Kaymakam ve Vali Recep çok çalışırdı. Tembel ve işe yaramaz adamımız çok olduğu için Recep YAZICIOĞLU dokunulmazlık kazanmıştı. Vali konuşmaktan ve anlatmaktan yorulmazdı. Yazmaya da hiç üşenmezdi. Dahası var, insanları keskin zekası ve hırçın Karadeniz üslubuyla ikna etmeye de doymazdı. Gittiği vilayetlerde, yerel halkın en ilginç kişiliklerinden oluşan bir çevresi vardı. Vali ulaşılmaz adam değildi; elverir ki, saçmalamadan, yalan söylemeden, çalıp çırpmadan yanına gelin. Genç yaşında vali oldu. Çalıştı, merkezle de didişti, çevreyle de...
Erzincan köylerine gittiğimizde halk valiyi karşılamak için arabanın önüne yığılır. Vali Recep ise ele avuca sığmaz, çoktan baraj gölüne dalmıştır, onları sudan selamlar. Şimdi dağın tepesindeki bir köydeyken, biraz sonra yamaç paraşütüyle ovadaki köyde biter.”
Sıradışı bir Hayat
Recep YAZICIOĞLU, 2 Haziran 1948’de Trabzon’un Sürmene ilçesine bağlı, Köprübaşı Yılmazlar Köyü’nde doğdu. Babası Mustafa YAZICIOĞLU, medrese eğitimi görmüş, alim bir insandı. Uzun süre Milas’ta müftülük yapan ve 22 yıl medrese eğitimi gören Mustafa YAZICIOĞLU, “farklı olma” sıfatını oğlundan çok önce taşıyor, bıkmadan usanmadan okuyor, öğrencileri okutuyordu. Öğrendiklerini, sade bir dille cemaate anlatıyor, O’ndan önce tenha olan camiler, O’nun gelmesiyle dolup taşıyordu.
Recep YAZICIOĞLU,
2 Haziran 1948'de Trabzon'un Sürmene ilçesinde doğan Recep YAZICIOĞLU, yüksek öğrenimini Ankara Hukuk Fakültesi 'nde tamamladı.

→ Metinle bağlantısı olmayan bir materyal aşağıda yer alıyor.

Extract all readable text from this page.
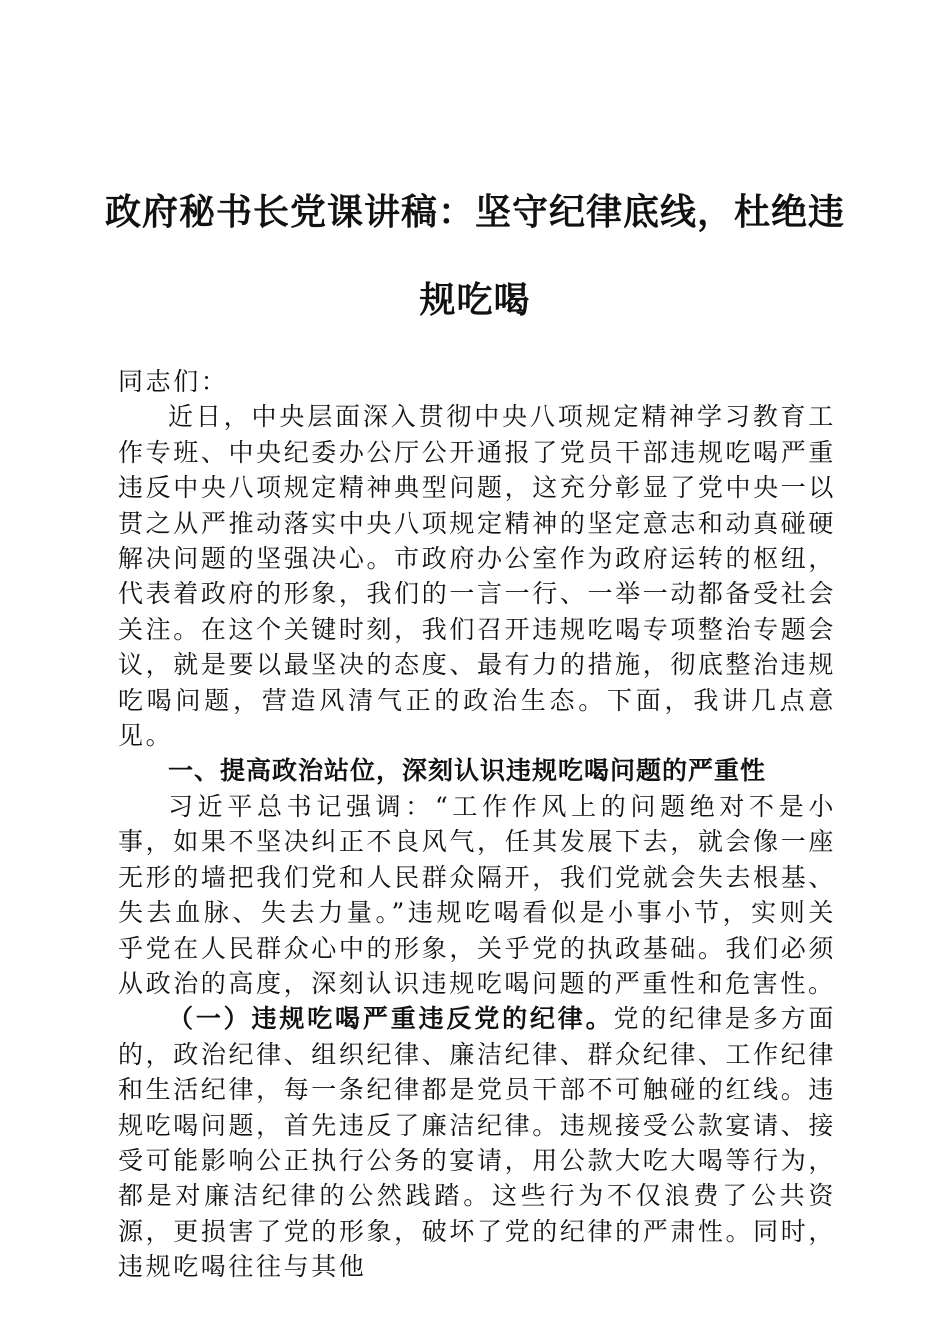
政府秘书长党课讲稿：坚守纪律底线，杜绝违规吃喝

同志们：

近日，中央层面深入贯彻中央八项规定精神学习教育工作专班、中央纪委办公厅公开通报了党员干部违规吃喝严重违反中央八项规定精神典型问题，这充分彰显了党中央一以贯之从严推动落实中央八项规定精神的坚定意志和动真碰硬解决问题的坚强决心。市政府办公室作为政府运转的枢纽，代表着政府的形象，我们的一言一行、一举一动都备受社会关注。在这个关键时刻，我们召开违规吃喝专项整治专题会议，就是要以最坚决的态度、最有力的措施，彻底整治违规吃喝问题，营造风清气正的政治生态。下面，我讲几点意见。

一、提高政治站位，深刻认识违规吃喝问题的严重性

习近平总书记强调：“工作作风上的问题绝对不是小事，如果不坚决纠正不良风气，任其发展下去，就会像一座无形的墙把我们党和人民群众隔开，我们党就会失去根基、失去血脉、失去力量。”违规吃喝看似是小事小节，实则关乎党在人民群众心中的形象，关乎党的执政基础。我们必须从政治的高度，深刻认识违规吃喝问题的严重性和危害性。

（一）违规吃喝严重违反党的纪律。党的纪律是多方面的，政治纪律、组织纪律、廉洁纪律、群众纪律、工作纪律和生活纪律，每一条纪律都是党员干部不可触碰的红线。违规吃喝问题，首先违反了廉洁纪律。违规接受公款宴请、接受可能影响公正执行公务的宴请，用公款大吃大喝等行为，都是对廉洁纪律的公然践踏。这些行为不仅浪费了公共资源，更损害了党的形象，破坏了党的纪律的严肃性。同时，违规吃喝往往与其他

1975 yılında askerliğini Kara Kuvvetleri Komutanlığı'nda asteğmen olarak yaptıktan sonra, 1968 yılında, Aydın Maiyet Memuru olarak göreve başladı. 1971 - 1984 yılları arasında sırasıyla Kalkandere, Bahçe, Hamur, Ayvacık, Kırıkhan, Alaca, Akçakoca kaymakamlıkları görevinde bulundu. 1971 - 1984 yılları arasında, sırasıyla Kalkandere, Bahçe, Hamur, Ayvacık, Kırıkhan, Alaca, Akçakoca ilçelerinde kaymakamlık görevinde bulundu. 1984 yılında Tokat Valiliği'ne atandı. Daha sonra, 14 Ağustos 1989'da Aydın Valisi olarak göreve başladı. 19 Ağustos 1991 tarihinde Erzincan Valiliği'ne atandı ve bu görevinden sonra, 26 Eylül 1999'da da Merkez Valiliği'ne getirildi. Evli, üç çocuk ve bir torun sahibi olan Recep Yazıcıoğlu, zaman zaman yaptığı sistem eleştirileriyle ve aykırı görüşleriyle dikkat çekti. Son olarak Denizli Valiliği görevinde bulunan Yazıcıoğlu, 2 Eylül 2003'de Eskişehir-Ankara Yolu üzerindeki Temelli Belediyesi yakınlarında trafik kazası geçirdi. Ankara İbn Sina Hastanesi'ne yatırılan Yazıcıoğlu, kazadan iki gün sonra bitkisel hayata girdi. Türk halkının yakından tanıdığı ve çok sevdiği Vali Recep Yazıcıoğlu, 8 Eylül 2003'de Ankara İbn Sina hastanesi'nde vefat etti. Cenazesi bir gün sonra, Söke ilçesinde defnedildi. |
Recep YAZICIOĞLU, ilkokula, (5 yaşında) erken başladı. Evlerinden beş kilometre uzaklıktaki okuluna, her gün, elinde, bavula benzer tahta çantayla yaya olarak giderdi. Sorumluluk sahibiydi, ailesine yük olmamak için, bir çocuktan beklenmedik işlere kalkıştı. Evlerinin önündeki meydana, kendi yaptığı arabayla dereden taşıdığı taşlarla, küçük bir dükkan yaptı. Bu dükkanda, şeker, sakız, leblebi satarak, okul haçlığını çıkardı. Recep YAZICIOĞLU’nu, kardeşleri, Mustafa Said, Leyla, Selma da örnek aldı. Recep YAZICIOĞLU, bir yandan kendisini yetiştirirken, diğer yandan kardeşlerini de okumaya ve araştırmaya yönlendirmekteydi.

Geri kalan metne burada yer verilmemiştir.